# VPN access with overlapping network addresses



## D-FENS (Nov 9, 2022)

I use OpenVPN to log into a corporate network with a network IP range 10.0.0.0/8. This works when at home when my LAN's network address is 192.168.0.0/24.
However, in an Internet Café the LAN network IP is also 10.0.0.0/8 and when I start the VPN the routes get overwritten and all packets are suddenly lost due to the clash.

The VPN's network address is set by the company and I cannot change it. Also, the Internet Café's LAN is non configurable. I could play with virtual machines or jails on my notebook and use them as routers if necessary.

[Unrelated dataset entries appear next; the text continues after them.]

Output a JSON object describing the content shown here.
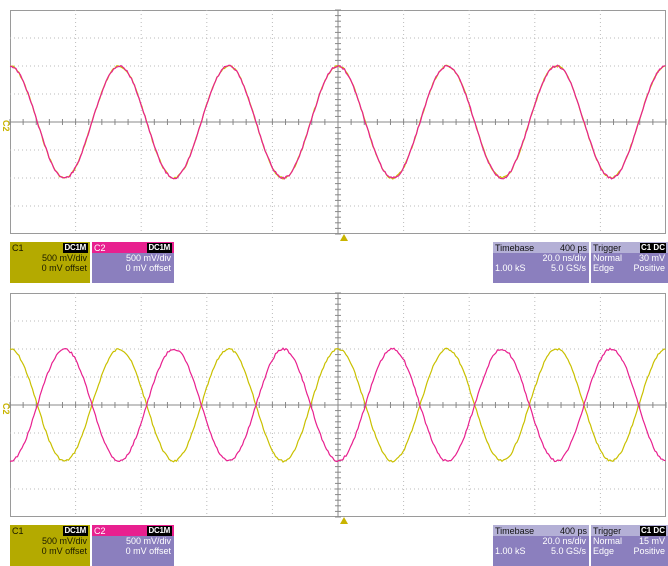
{
  "colors": {
    "ch1": "#c9c000",
    "ch2": "#e8208f",
    "grid": "#9a9a9a",
    "descriptor_bg": "#8b7fbe"
  },
  "panels": [
    {
      "id": "top",
      "ch2_marker": "C2",
      "c1": {
        "name": "C1",
        "coupling": "DC1M",
        "vdiv": "500 mV/div",
        "offset": "0 mV offset"
      },
      "c2": {
        "name": "C2",
        "coupling": "DC1M",
        "vdiv": "500 mV/div",
        "offset": "0 mV offset"
      },
      "timebase": {
        "label": "Timebase",
        "delay": "400 ps",
        "tdiv": "20.0 ns/div",
        "samples": "1.00 kS",
        "rate": "5.0 GS/s"
      },
      "trigger": {
        "label": "Trigger",
        "badge": "C1 DC",
        "mode": "Normal",
        "level": "30 mV",
        "type": "Edge",
        "slope": "Positive"
      },
      "waveform": {
        "cycles_visible": 6,
        "phase_offset_deg": 0,
        "amplitude_div": 2
      }
    },
    {
      "id": "bottom",
      "ch2_marker": "C2",
      "c1": {
        "name": "C1",
        "coupling": "DC1M",
        "vdiv": "500 mV/div",
        "offset": "0 mV offset"
      },
      "c2": {
        "name": "C2",
        "coupling": "DC1M",
        "vdiv": "500 mV/div",
        "offset": "0 mV offset"
      },
      "timebase": {
        "label": "Timebase",
        "delay": "400 ps",
        "tdiv": "20.0 ns/div",
        "samples": "1.00 kS",
        "rate": "5.0 GS/s"
      },
      "trigger": {
        "label": "Trigger",
        "badge": "C1 DC",
        "mode": "Normal",
        "level": "15 mV",
        "type": "Edge",
        "slope": "Positive"
      },
      "waveform": {
        "cycles_visible": 6,
        "phase_offset_deg": 180,
        "amplitude_div": 2
      }
    }
  ]
}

Do you have any ideas how I could connect to the corporate VPN and communicate with hosts on it as simply as possible? I have looked into this solution but it requires NAT on external routers. I could create a VM and use it as a router, then do a two-sided NAT as suggested in the link. Is there a simpler solution?

Thanks.


----------



## covacat (Nov 9, 2022)

@the cafe, before starting the vpn 
just route add -host 10.0.1.2 -interface re0
where 10.0.1.2 is the default gw you get from the cafe's dhcp and re0 is your interface
if the most important server on the corporate network has same ip with the cafe's gw you are out of luck


----------



## Eric A. Borisch (Nov 9, 2022)

I recall running into this once; I manually set my IP to the assigned-via-dhcp one with /32 netmask, as I recall.


----------